Seamanship Quotation

“In political activity, then, men sail a boundless and bottomless sea; there is neither harbour for shelter nor floor for anchorage, neither starting-place nor appointed destination.”
— from Michael Oakeshott's
Political Education” (1951)

Thursday, December 19, 2013

Signs of division — and life — in liberal thinking?

Within the last week, retired Ontario Minister of Finance Dwight Duncan and retiring liberal champion and New York Mayor Michael Bloomberg openly abandoned hard liberal pieties on the political power of public sector unions and the wisdom of public ownership of giant public utilities.

Alongside the fine-grain speculation over the feelings of mad men on the right, is it not also interesting that liberals are starting to question the validity of core liberal policy in Canada and the United States?

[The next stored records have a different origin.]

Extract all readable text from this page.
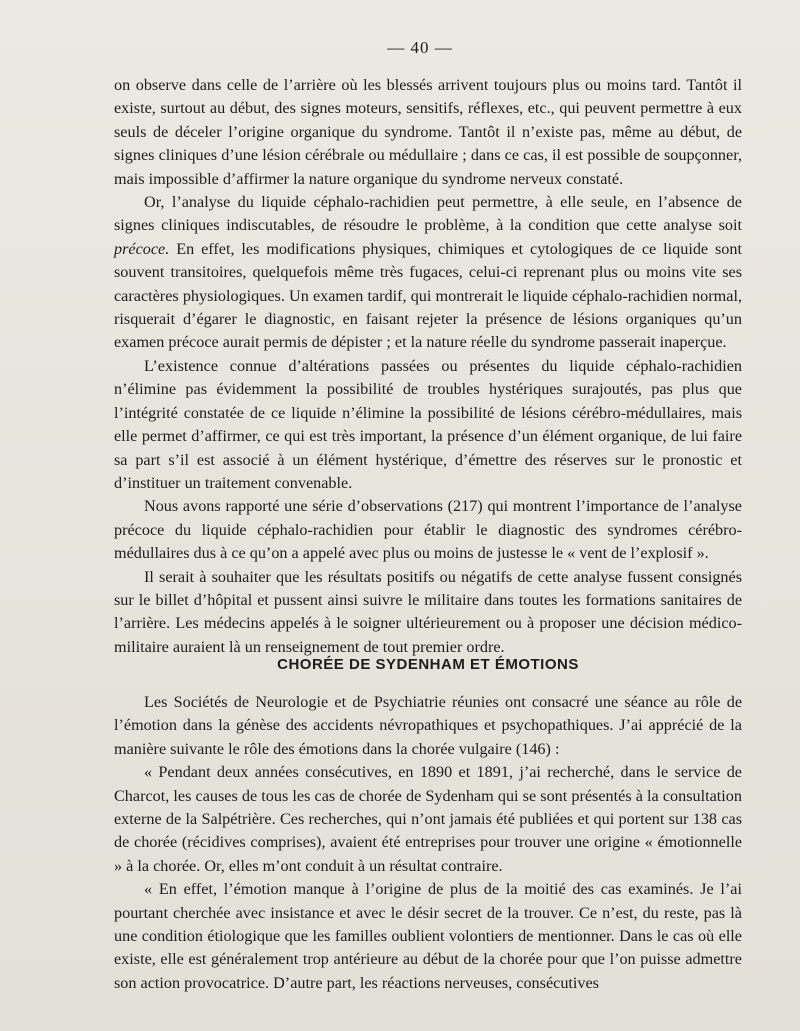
— 40 —

on observe dans celle de l’arrière où les blessés arrivent toujours plus ou moins tard. Tantôt il existe, surtout au début, des signes moteurs, sensitifs, réflexes, etc., qui peuvent permettre à eux seuls de déceler l’origine organique du syndrome. Tantôt il n’existe pas, même au début, de signes cliniques d’une lésion cérébrale ou médullaire ; dans ce cas, il est possible de soupçonner, mais impossible d’affirmer la nature organique du syndrome nerveux constaté.

Or, l’analyse du liquide céphalo-rachidien peut permettre, à elle seule, en l’absence de signes cliniques indiscutables, de résoudre le problème, à la condition que cette analyse soit précoce. En effet, les modifications physiques, chimiques et cytologiques de ce liquide sont souvent transitoires, quelquefois même très fugaces, celui-ci reprenant plus ou moins vite ses caractères physiologiques. Un examen tardif, qui montrerait le liquide céphalo-rachidien normal, risquerait d’égarer le diagnostic, en faisant rejeter la présence de lésions organiques qu’un examen précoce aurait permis de dépister ; et la nature réelle du syndrome passerait inaperçue.

L’existence connue d’altérations passées ou présentes du liquide céphalo-rachidien n’élimine pas évidemment la possibilité de troubles hystériques surajoutés, pas plus que l’intégrité constatée de ce liquide n’élimine la possibilité de lésions cérébro-médullaires, mais elle permet d’affirmer, ce qui est très important, la présence d’un élément organique, de lui faire sa part s’il est associé à un élément hystérique, d’émettre des réserves sur le pronostic et d’instituer un traitement convenable.

Nous avons rapporté une série d’observations (217) qui montrent l’importance de l’analyse précoce du liquide céphalo-rachidien pour établir le diagnostic des syndromes cérébro-médullaires dus à ce qu’on a appelé avec plus ou moins de justesse le « vent de l’explosif ».

Il serait à souhaiter que les résultats positifs ou négatifs de cette analyse fussent consignés sur le billet d’hôpital et pussent ainsi suivre le militaire dans toutes les formations sanitaires de l’arrière. Les médecins appelés à le soigner ultérieurement ou à proposer une décision médico-militaire auraient là un renseignement de tout premier ordre.

CHORÉE DE SYDENHAM ET ÉMOTIONS

Les Sociétés de Neurologie et de Psychiatrie réunies ont consacré une séance au rôle de l’émotion dans la génèse des accidents névropathiques et psychopathiques. J’ai apprécié de la manière suivante le rôle des émotions dans la chorée vulgaire (146) :

« Pendant deux années consécutives, en 1890 et 1891, j’ai recherché, dans le service de Charcot, les causes de tous les cas de chorée de Sydenham qui se sont présentés à la consultation externe de la Salpétrière. Ces recherches, qui n’ont jamais été publiées et qui portent sur 138 cas de chorée (récidives comprises), avaient été entreprises pour trouver une origine « émotionnelle » à la chorée. Or, elles m’ont conduit à un résultat contraire.

« En effet, l’émotion manque à l’origine de plus de la moitié des cas examinés. Je l’ai pourtant cherchée avec insistance et avec le désir secret de la trouver. Ce n’est, du reste, pas là une condition étiologique que les familles oublient volontiers de mentionner. Dans le cas où elle existe, elle est généralement trop antérieure au début de la chorée pour que l’on puisse admettre son action provocatrice. D’autre part, les réactions nerveuses, consécutives
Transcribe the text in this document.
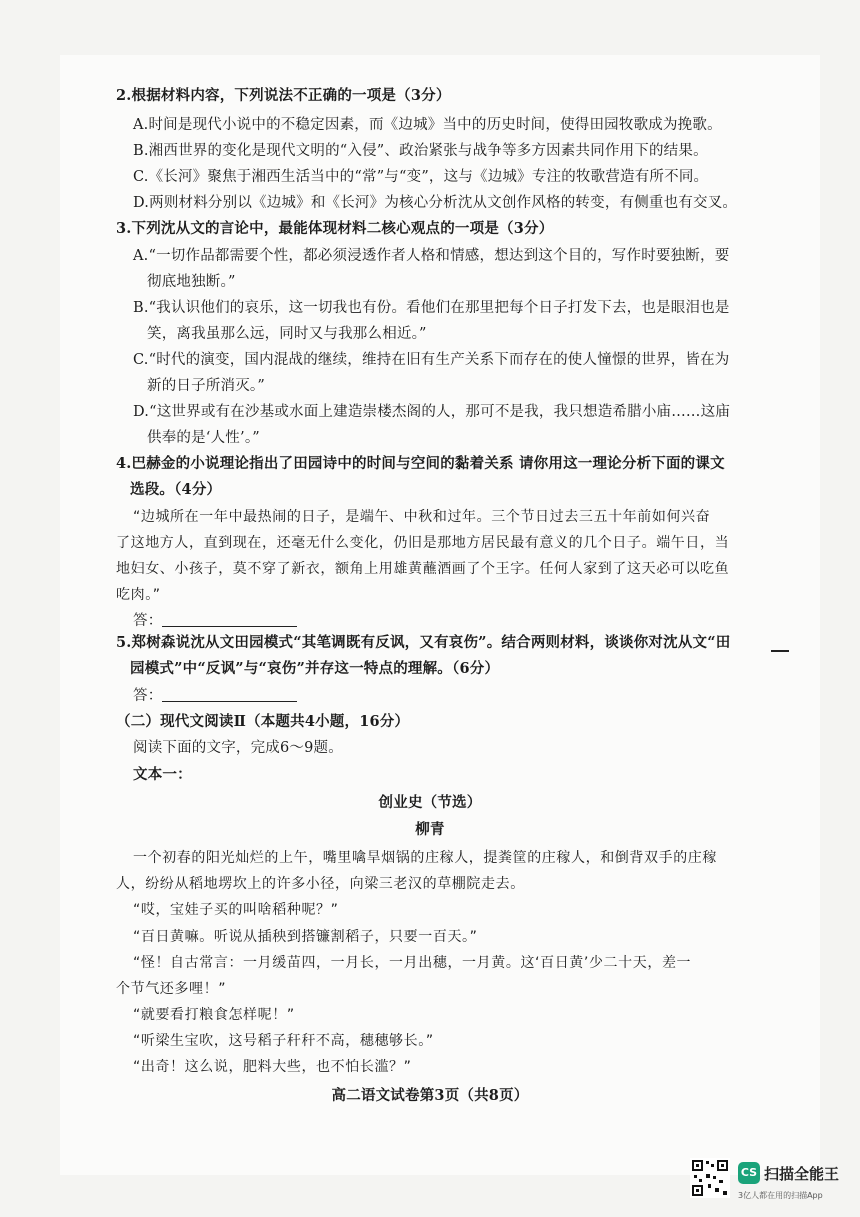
2.根据材料内容，下列说法不正确的一项是（3分）
A.时间是现代小说中的不稳定因素，而《边城》当中的历史时间，使得田园牧歌成为挽歌。
B.湘西世界的变化是现代文明的“入侵”、政治紧张与战争等多方因素共同作用下的结果。
C.《长河》聚焦于湘西生活当中的“常”与“变”，这与《边城》专注的牧歌营造有所不同。
D.两则材料分别以《边城》和《长河》为核心分析沈从文创作风格的转变，有侧重也有交叉。
3.下列沈从文的言论中，最能体现材料二核心观点的一项是（3分）
A.“一切作品都需要个性，都必须浸透作者人格和情感，想达到这个目的，写作时要独断，要
彻底地独断。”
B.“我认识他们的哀乐，这一切我也有份。看他们在那里把每个日子打发下去，也是眼泪也是
笑，离我虽那么远，同时又与我那么相近。”
C.“时代的演变，国内混战的继续，维持在旧有生产关系下而存在的使人憧憬的世界，皆在为
新的日子所消灭。”
D.“这世界或有在沙基或水面上建造崇楼杰阁的人，那可不是我，我只想造希腊小庙……这庙
供奉的是‘人性’。”
4.巴赫金的小说理论指出了田园诗中的时间与空间的黏着关系 请你用这一理论分析下面的课文
选段。（4分）
“边城所在一年中最热闹的日子，是端午、中秋和过年。三个节日过去三五十年前如何兴奋
了这地方人，直到现在，还毫无什么变化，仍旧是那地方居民最有意义的几个日子。端午日，当
地妇女、小孩子，莫不穿了新衣，额角上用雄黄蘸酒画了个王字。任何人家到了这天必可以吃鱼
吃肉。”
答：
5.郑树森说沈从文田园模式“其笔调既有反讽，又有哀伤”。结合两则材料，谈谈你对沈从文“田
园模式”中“反讽”与“哀伤”并存这一特点的理解。（6分）
答：
（二）现代文阅读Ⅱ（本题共4小题，16分）
阅读下面的文字，完成6～9题。
文本一：
创业史（节选）
柳青
一个初春的阳光灿烂的上午，嘴里噙旱烟锅的庄稼人，提粪筐的庄稼人，和倒背双手的庄稼
人，纷纷从稻地塄坎上的许多小径，向梁三老汉的草棚院走去。
“哎，宝娃子买的叫啥稻种呢？”
“百日黄嘛。听说从插秧到搭镰割稻子，只要一百天。”
“怪！自古常言：一月缓苗四，一月长，一月出穗，一月黄。这‘百日黄’少二十天，差一
个节气还多哩！”
“就要看打粮食怎样呢！”
“听梁生宝吹，这号稻子秆秆不高，穗穗够长。”
“出奇！这么说，肥料大些，也不怕长滥？”
高二语文试卷第3页（共8页）
CS 扫描全能王
3亿人都在用的扫描App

It’s holiday season and we’re all worn down by scandal. Still, something big is happening: after years of dining out on conservative extremism, intelligent liberals are now questioning their loftiest sound bites. Bloomberg’s concerns about “a labor-electoral complex” may not, immediately, contaminate Hillary Clinton’s meticulous campaign for the Democratic presidential nomination in 2016. However, Dwight Duncan’s twitter below may seriously complicate Premier Kathleen Wynne’s plans — and prospects — in an Ontario election within the next 6 months:

“OPG [Ontario Power Generation] should be privatized. Market discipline will be much more effective at addressing the problems than political oversight.”

Brutes and nihilists are expected to complain about crown corporations. It’s news, however, when a leading liberal acknowledges aloud that these institutions will not always serve liberal ends.

Ontarians want to be interesting but never consciously vote for radicals. So, Liberals have told Ontarians for over decade that Ontario conservatives are radicals. You see: some 15 years ago, they actually tried to organize a competitive, private electricity industry. They ran out of luck — and nerve. But their intention at that time has been used to demonize them ever since.


It frays that liberal accusation — to say the least — to read that the former Liberal government’s illustrious minister of both Energy and Finance believes that OPG, one of the largest electricity generation companies in North America, should now operate and sell its power as a private company.